IVREA. Arancere a piedi prima e poi sul carro, una passione per i cavalli che affonda le radici a quando era ragazzino. E poi l’inserirsi nella trafila che ti porta ad essere primo conducente fino a diventarlo. Da allora, presenza fissa e incursioni nel mondo dei cavalli anche ben lontano dal Canavese. Paolo Vicario, cinquant’anni il 22 marzo, dal 2016 è primo conducente del tiro a quattro Gli araldi della regina, lettera W. «I cavalli? Una passione difficile da descrivere. Diciamo che loro ti sentono, capiscono la tua personalità - spiega Vicario - . E tu devi farti comprendere da loro. Il cavallo è un animale predato, nel timore, tende ad allontanarsi. Tu devi porti con convinzione: fidati di me, faremo belle cose, staremo bene». Altro punto cruciale è come si vive questa passione: nella quotidianità, nell’averne cura e coltivarla sempre. «Con i cavalli bisogna confrontarsi ogni giorno - sottolinea -. Bisogna mettersi lì, pazienti, e lavorare sempre, tutti i giorni, con qualsiasi condizione meteorologica. Si sta fuori insieme, si fa un giro. Quale attività dà risultati se viene fatta una volta a settimana? Rispondo io: nes-su-na». Costanza, impegno, tenacia, feeling. Il feeling è tutto: «Chi conduce, lo sa - sottolinea -. Io prendo le redini e faccio alcune cose; gli stessi cavalli, con un’altra persona alle redini, ne fa altre. Io, i cavalli, li sento». Vicario ama i cavalli a sangue caldo: atletici, agonisti, dinamici, reattivi, sensibili.
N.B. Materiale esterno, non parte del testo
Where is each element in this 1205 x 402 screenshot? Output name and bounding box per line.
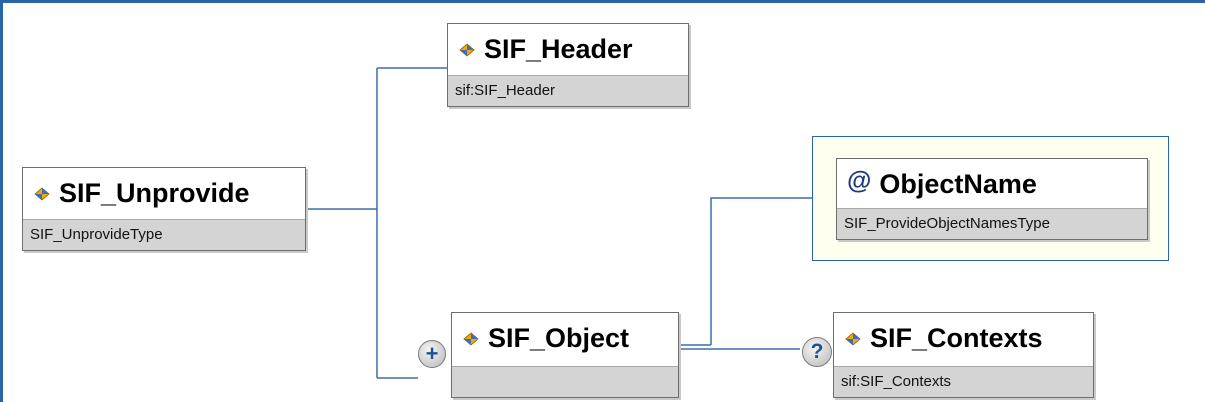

«Con quanti cavalli ho avuto a che fare? Non saprei». Sorride. Però c’è un cavallo che, su tutti, è nel cuore. Ci pensa pochissimo. «Sì, c’è, è Winston. I cavalli sono dei compagni di vita. Non è per tutti, è un animale sensibile, che sa dare molto».
L’esperienza di Vicario è oltre i confini del Canavese. Racconta di come aveva incontrato Carlo Mascheroni (il più titolato driver), a una fiera dei cavalli a Verona. «Mi disse di andarlo a trovare, non lo feci. Lo reincontrai ad un’altra fiera: e allora? non sei venuto? Ci andai e collaborai con lui». Soddisfazioni, tante. Abilità imparate, molte: «Ma non si smette mai di apprendere».
Paolo Vicario ama i tiri lunghi e, quando spiega, si comprende meglio come ci sia tanto feeling perché non potrebbe mai e poi mai essere solo una questione di forza fisica. Non è solo spettacolo: eppure tutti ricordano, a Ivrea, San Savino 2015, quando Vicario entrò al Rondolino con un tiro a 12. Emozione, una scena da vecchio west calata in città, con i cavalli che ascoltano in qualche modo il guidatore anche senza sentirlo, considerata la distanza fisica che li separa e il rumore degli zoccoli sul selciato. Emozioni e sensazioni.
Carnevale è (anche) tutto questo. Paolo Vicario è un uomo che ama le atmosfere dei preparativi, l’assaporare il giorno prima. In cascina c’è un’atmosfera da sabato del villaggio. Brioches e succhi di frutta sul tavolo, fuori c’è chi lucida i finimenti. Sandro Peretto sta ferrando i cavalli, prima del tramonto i cavalli avranno le criniere e le code intrecciate.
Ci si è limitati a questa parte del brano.